- Born: 4 January 1767 Barcelona, Spain
- Died: 27 May 1820 (aged 53) Madrid, Spain
- Rank: Field marshal
- Conflicts: American Revolutionary War Great Siege of Gibraltar; ; War of the Pyrenees; Peninsular War Battle of Valls; Third siege of Girona; Siege of Lérida; ;

= Jaime García Conde =

Spanish military commander

Jaime García Conde (1767–1820) was a Spanish military commander.

==Early career==
García Conde joined the Regiment of the Spanish Royal Guard as a cadet in July 1779, and participated at the Great Siege of Gibraltar.

He was promoted to alférez in September 1787 and to second lieutenant of Fusiliers in June 1791. At the outbreak of the War of the Pyrenees he was sent to the Army of Rosellón, where he distinguished himself at the attack on the battery at Banyuls-dels-Aspres (December 1793), for which he was promoted to lieutenant colonel a few days later.

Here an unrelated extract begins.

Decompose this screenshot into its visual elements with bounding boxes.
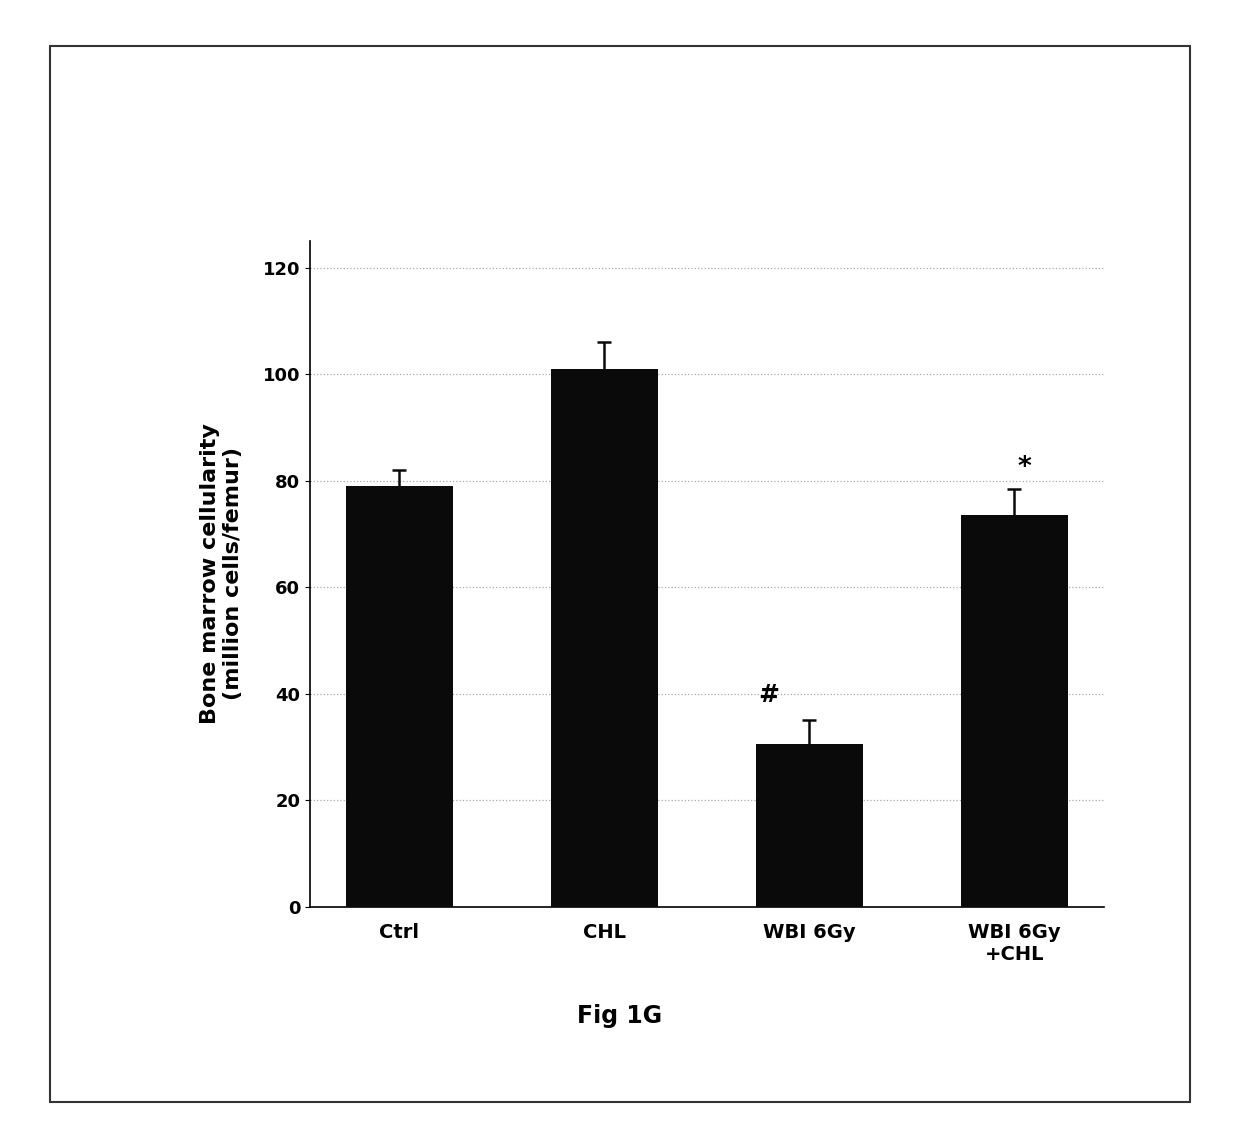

In October 1802, García Conde was promoted to colonel and appointed captain of Fusiliers of the 1st Battalion early the following year.

==Peninsular War==

Shortly after the outbreak of the war, the Junta de Extremadura promoted García Conde to Infantry brigadier, in July 1808 and to field marshal the following September. In November 1808, he was transferred to the Army of Catalonia, and promoted to major general.

There, he was given command of the Reserve division, based at the recently appointed captain-general of Catalonia, Juan Miguel de Vives's newly established headquarters at Martorell, and which comprised 777 line infantry, 80 hussars and four cannon.

On 25 February 1809, García Conde fought at the Battle of Valls and on 1 September that year, at the head of 4,000 troops and 500 horse, he successfully escorted a convoy of over a thousand mules laden with provisions, as well as a herd of cattle into a besieged Gerona. To do so, his column had routed Lecchi's Italian division, that day commanded by Brigadier Milosewitz, that was besieging the garrison.

On 14 May 1810, García Conde, then commanding officer of the garrison at Lérida, surrendered the citadel, with 7,700 troops, to the French force under Suchet.

He was interned in France, returning to Spain in 1814. At his own request, and in response to the accusations made against him by the Capitain General of Catalonia, General O'Donnell, he was court-martialled for having surrendered at Lerida. The sentence, absolving him, was given a month after he had died.